Незаметно подошедшая Ира съехидничала:

–Да уж, дядьки не показатель. Особенно в твоем присутствии…

–Девчонки, давайте что-нибудь закажем, есть хочется, -Майя знала, что в словах пришедшей подруги читалось не столько желание уязвить Лену, сколько добродушная ирония. – Я буду соевый суп и «Калифорнию».

Успокоившаяся Ира заказала горячие шашлычки из семги и курицы, Лена- салат из водорослей с ореховым соусом и чашку риса, и некоторое время подруги молча ели, отдавая должное вкусным блюдам. Майя в который раз подумала о несходстве характеров двух женщин, что, однако, позволяло не только крепко дружить на протяжении десятка лет, но и удачно дополнять друг друга.

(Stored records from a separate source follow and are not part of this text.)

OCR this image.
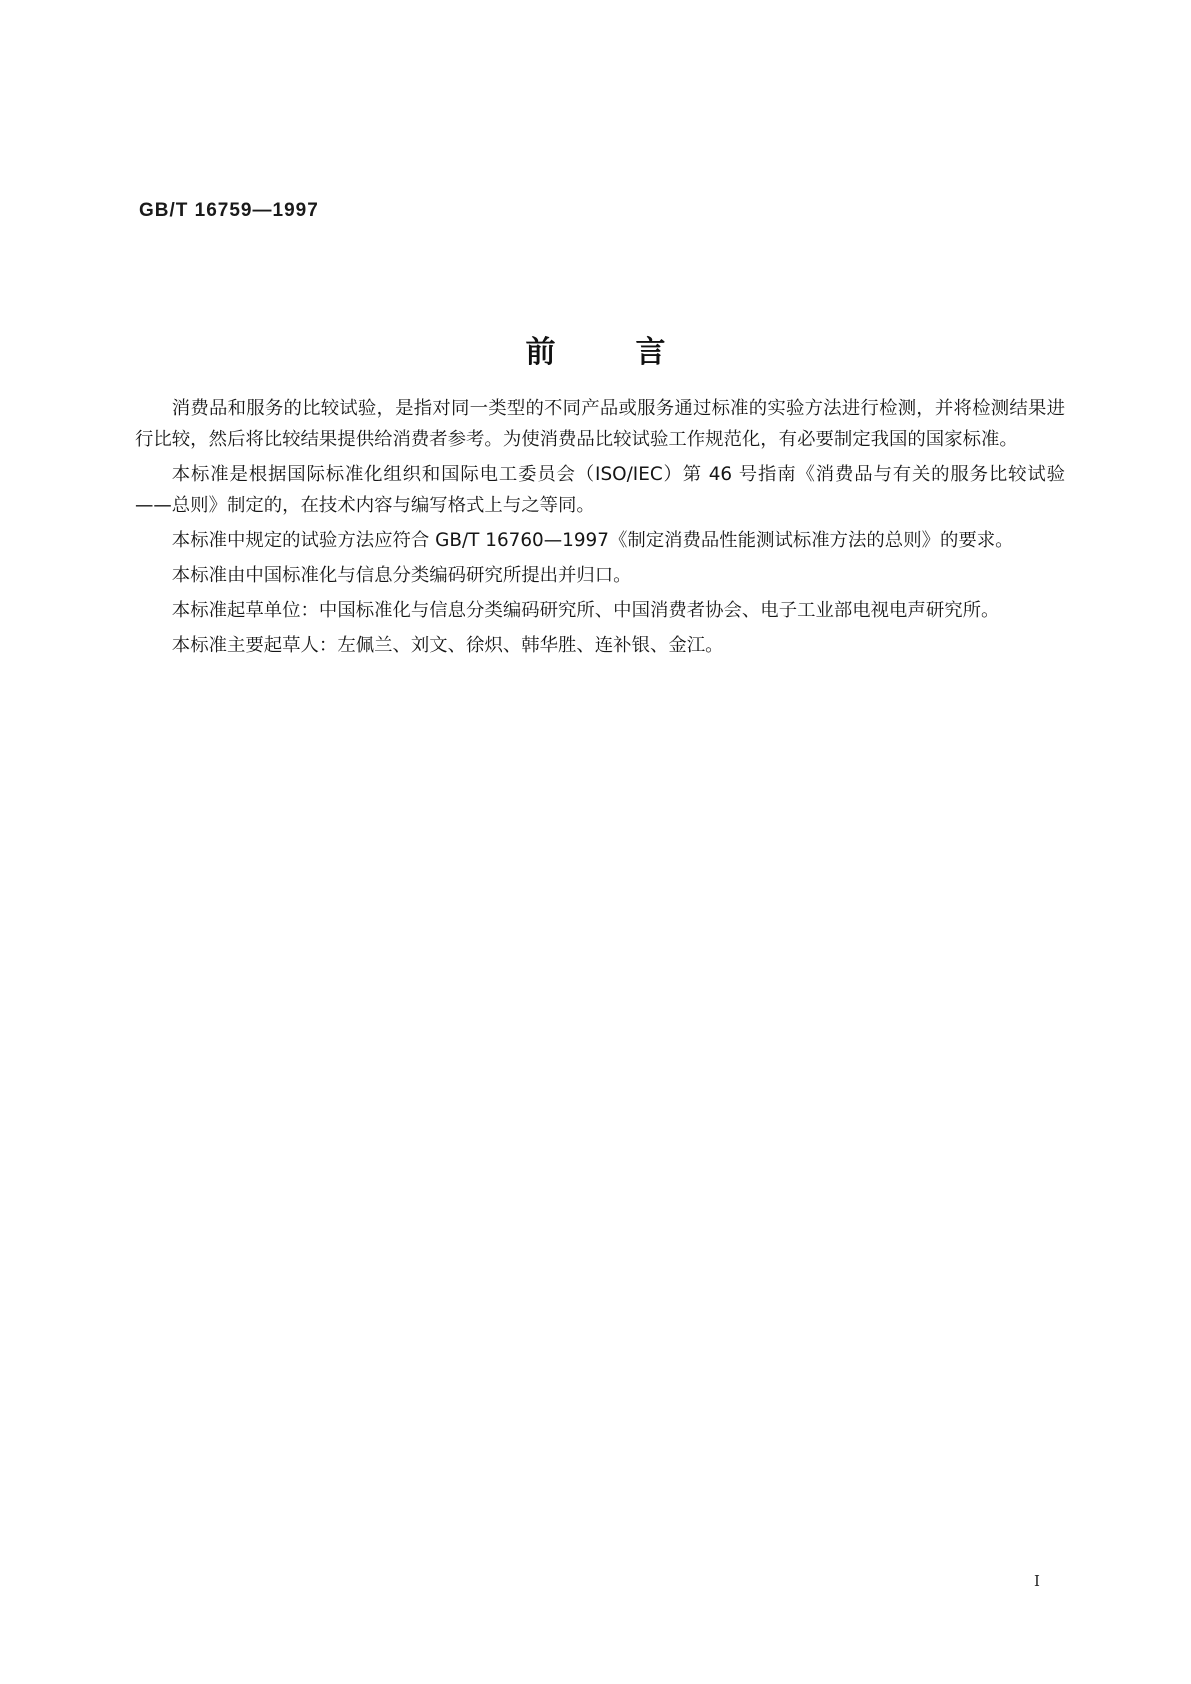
GB/T 16759—1997
前言

消费品和服务的比较试验，是指对同一类型的不同产品或服务通过标准的实验方法进行检测，并将检测结果进行比较，然后将比较结果提供给消费者参考。为使消费品比较试验工作规范化，有必要制定我国的国家标准。

本标准是根据国际标准化组织和国际电工委员会（ISO/IEC）第 46 号指南《消费品与有关的服务比较试验——总则》制定的，在技术内容与编写格式上与之等同。

本标准中规定的试验方法应符合 GB/T 16760—1997《制定消费品性能测试标准方法的总则》的要求。

本标准由中国标准化与信息分类编码研究所提出并归口。

本标准起草单位：中国标准化与信息分类编码研究所、中国消费者协会、电子工业部电视电声研究所。

本标准主要起草人：左佩兰、刘文、徐炽、韩华胜、连补银、金江。

I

Кокетливую, легкую жизнерадостность Ленки, отнюдь не глупой молодой женщины, иногда было полезно приглушить разумными, немного циничными рассуждениями Ирины. Особенно, когда дело касалось мужчин. И хотя на протяжении вот уже двенадцати лет Лена была верна двоим – мужу Виктору и сыну Андрюшке, образ идеального любовника периодически всплывал в ее мыслях вслух, позволительных на таких вот девчоночьих посиделках.

– Я тут недавно ждала сына после школы…,– наконец прервала молчание Ира,– …сидела в машине и от нечего делать рассматривала проходящих женщин.

– Почему не мужчин?..

– Народу прошло-уйма…– не обращая внимания на подначку Лены, продолжала Карамышева- …девушки, молодые дамы, зрелые матроны. Подавляющее большинство симпатичны, хорошо одеты, умеют себя подать. В общем, стандарт выдержан по всем направлениям. А теперь скажи мне, Жар-Птица, – кивок в Ленкину сторону, – почему ни одна не зацепила мой взгляд?

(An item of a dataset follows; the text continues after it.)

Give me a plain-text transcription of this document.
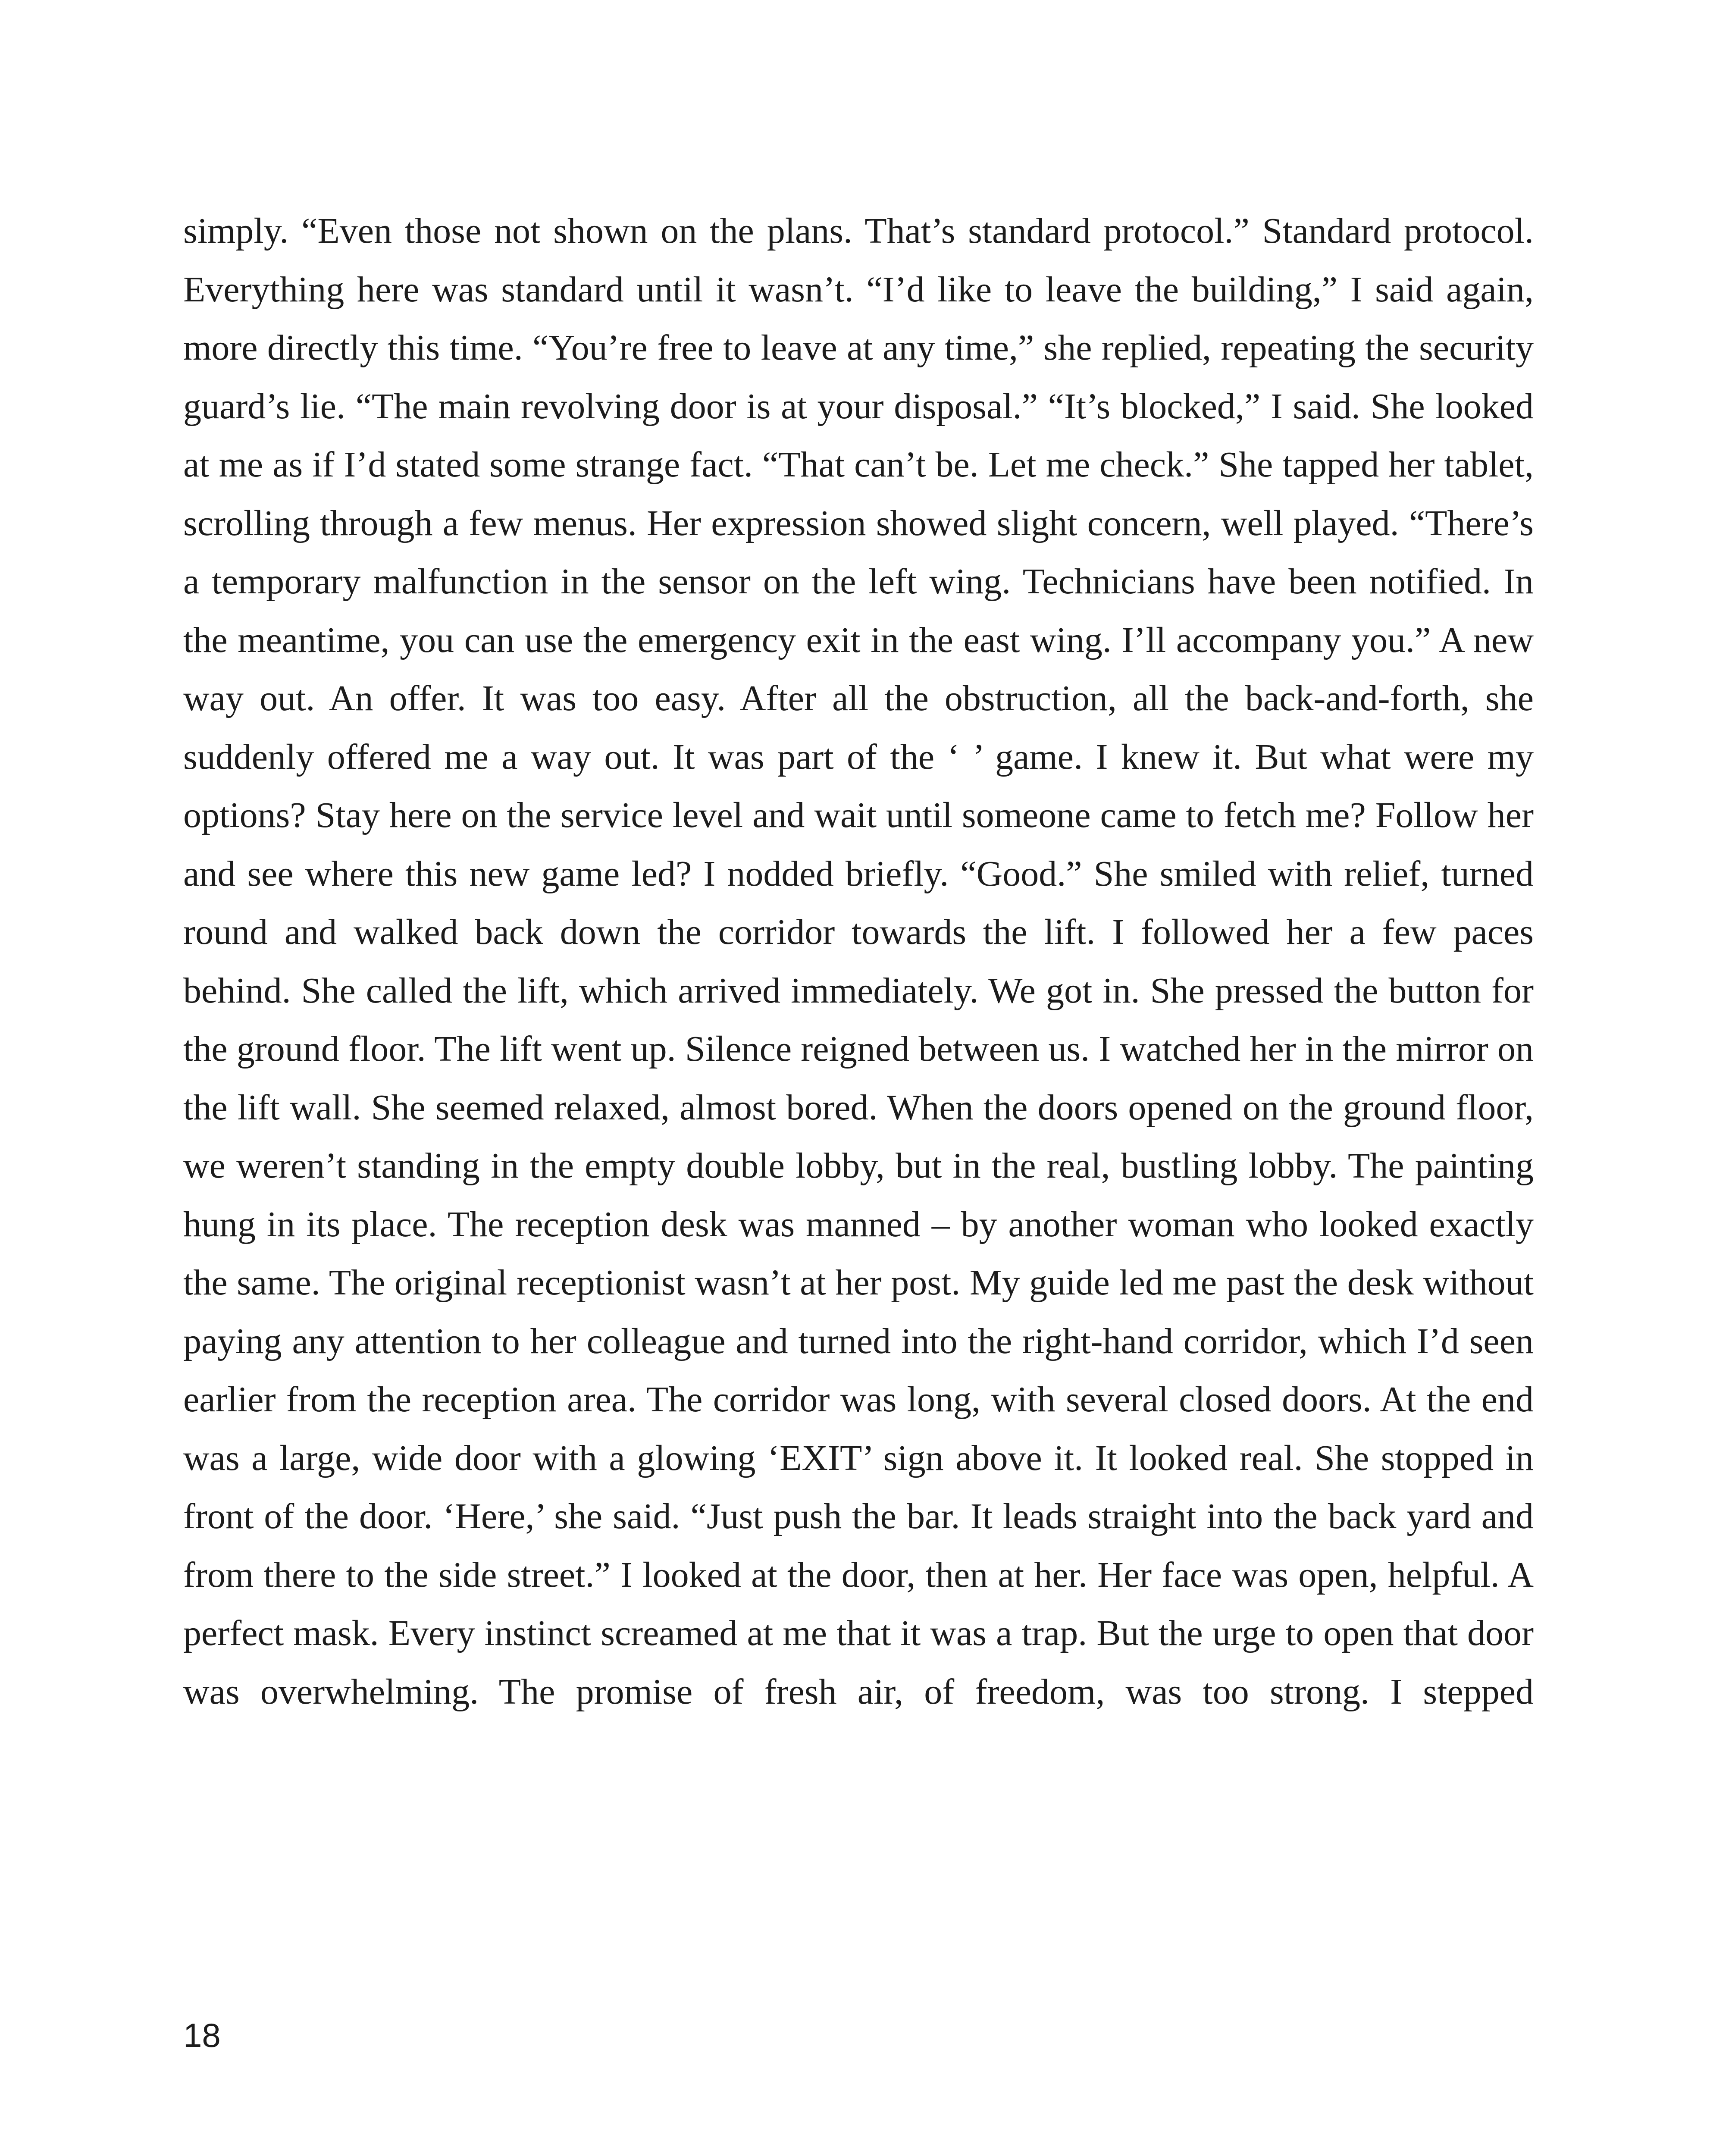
simply. “Even those not shown on the plans. That’s standard protocol.” Standard protocol. Everything here was standard until it wasn’t. “I’d like to leave the building,” I said again, more directly this time. “You’re free to leave at any time,” she replied, repeating the security guard’s lie. “The main revolving door is at your disposal.” “It’s blocked,” I said. She looked at me as if I’d stated some strange fact. “That can’t be. Let me check.” She tapped her tablet, scrolling through a few menus. Her expression showed slight concern, well played. “There’s a temporary malfunction in the sensor on the left wing. Technicians have been notified. In the meantime, you can use the emergency exit in the east wing. I’ll accompany you.” A new way out. An offer. It was too easy. After all the obstruction, all the back-and-forth, she suddenly offered me a way out. It was part of the ‘ ’ game. I knew it. But what were my options? Stay here on the service level and wait until someone came to fetch me? Follow her and see where this new game led? I nodded briefly. “Good.” She smiled with relief, turned round and walked back down the corridor towards the lift. I followed her a few paces behind. She called the lift, which arrived immediately. We got in. She pressed the button for the ground floor. The lift went up. Silence reigned between us. I watched her in the mirror on the lift wall. She seemed relaxed, almost bored. When the doors opened on the ground floor, we weren’t standing in the empty double lobby, but in the real, bustling lobby. The painting hung in its place. The reception desk was manned – by another woman who looked exactly the same. The original receptionist wasn’t at her post. My guide led me past the desk without paying any attention to her colleague and turned into the right-hand corridor, which I’d seen earlier from the reception area. The corridor was long, with several closed doors. At the end was a large, wide door with a glowing ‘EXIT’ sign above it. It looked real. She stopped in front of the door. ‘Here,’ she said. “Just push the bar. It leads straight into the back yard and from there to the side street.” I looked at the door, then at her. Her face was open, helpful. A perfect mask. Every instinct screamed at me that it was a trap. But the urge to open that door was overwhelming. The promise of fresh air, of freedom, was too strong. I stepped

18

–Ну ты же сама сказала- стандарт, ничего особенного. Нужно что-то яркое, какая-то изюминка…

Ира задумчиво продолжала:

–Я пыталась уловить – что? Хорошая фигура, походка, умение носить одежду, что еще?..

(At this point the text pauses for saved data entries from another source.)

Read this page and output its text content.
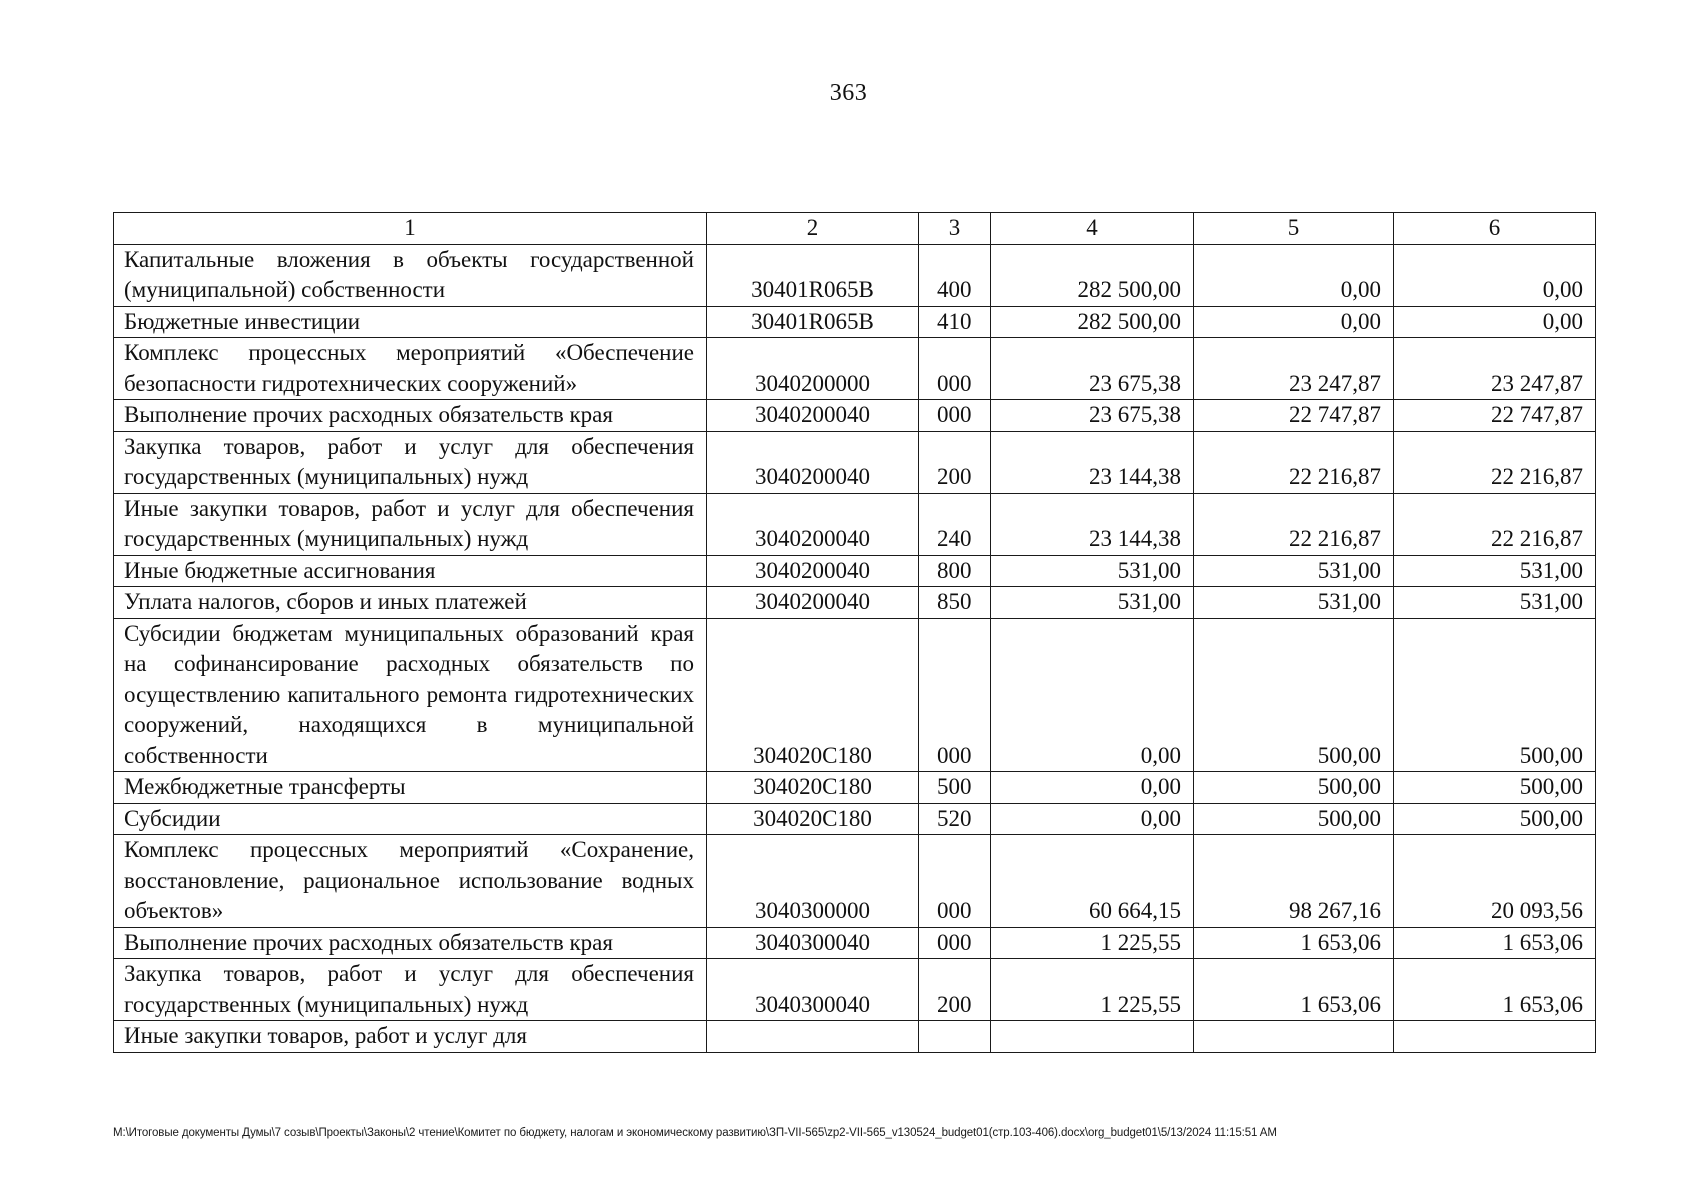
363
1	2	3	4	5	6
Капитальные вложения в объекты государственной (муниципальной) собственности	30401R065B	400	282 500,00	0,00	0,00
Бюджетные инвестиции	30401R065B	410	282 500,00	0,00	0,00
Комплекс процессных мероприятий «Обеспечение безопасности гидротехнических сооружений»	3040200000	000	23 675,38	23 247,87	23 247,87
Выполнение прочих расходных обязательств края	3040200040	000	23 675,38	22 747,87	22 747,87
Закупка товаров, работ и услуг для обеспечения государственных (муниципальных) нужд	3040200040	200	23 144,38	22 216,87	22 216,87
Иные закупки товаров, работ и услуг для обеспечения государственных (муниципальных) нужд	3040200040	240	23 144,38	22 216,87	22 216,87
Иные бюджетные ассигнования	3040200040	800	531,00	531,00	531,00
Уплата налогов, сборов и иных платежей	3040200040	850	531,00	531,00	531,00
Субсидии бюджетам муниципальных образований края на софинансирование расходных обязательств по осуществлению капитального ремонта гидротехнических сооружений, находящихся в муниципальной собственности	304020С180	000	0,00	500,00	500,00
Межбюджетные трансферты	304020С180	500	0,00	500,00	500,00
Субсидии	304020С180	520	0,00	500,00	500,00
Комплекс процессных мероприятий «Сохранение, восстановление, рациональное использование водных объектов»	3040300000	000	60 664,15	98 267,16	20 093,56
Выполнение прочих расходных обязательств края	3040300040	000	1 225,55	1 653,06	1 653,06
Закупка товаров, работ и услуг для обеспечения государственных (муниципальных) нужд	3040300040	200	1 225,55	1 653,06	1 653,06
Иные закупки товаров, работ и услуг для					
M:\Итоговые документы Думы\7 созыв\Проекты\Законы\2 чтение\Комитет по бюджету, налогам и экономическому развитию\ЗП-VII-565\zp2-VII-565_v130524_budget01(стр.103-406).docx\org_budget01\5/13/2024 11:15:51 AM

– Уверенность состоявшейся личности,– включилась в разговор Майя.– Это же так просто! Женщина-личность, которая не зависит от взглядов. Она ценна сама по себе, ей не надо ни под кого подстраиваться. Она такая, какая есть, и это дает ей чувство раскованности, которое стопроцентно улавливают все окружающие…– тут Майка заметила раскрытые рты подруг. Пожалуй, не стоит пугать их обобщениями и намеками на перемены, происходящими с ней в последнее время. Все чаще и чаще она ловила себя на мысли, что вслушивается в себя, как будто ожидая чего-то обещанного. И похожее чувство единственности, неповторимости грешным делом не раз и не два посещали ее, как когда-то в золотой юности. Как будто кто-то нашептывал, как в том сне. Нет, это не тема для застольного разговора, решила Майка и благоразумно попыталась перевести беседу в другое русло:

–Как твои шашлычки?…

–Вкусно. А что касается цариц,– не желала сдаваться Ира,– их единицы. А вот интересных мужиков, на мой взгляд, гораздо больше.

–Вот уж не поверю,– фыркнула Лена,– в России холеных мужиков просто так, на улице днем с огнем не сыщещь. Они либо на дорогих машинах рассекают, либо в спортзалах толкутся. Клерки с напыщенными щеками не в счет!

–Милая, ты путаешь ухоженность с мужественностью. Я же говорю о неком магнетизме, личностной привлекательности…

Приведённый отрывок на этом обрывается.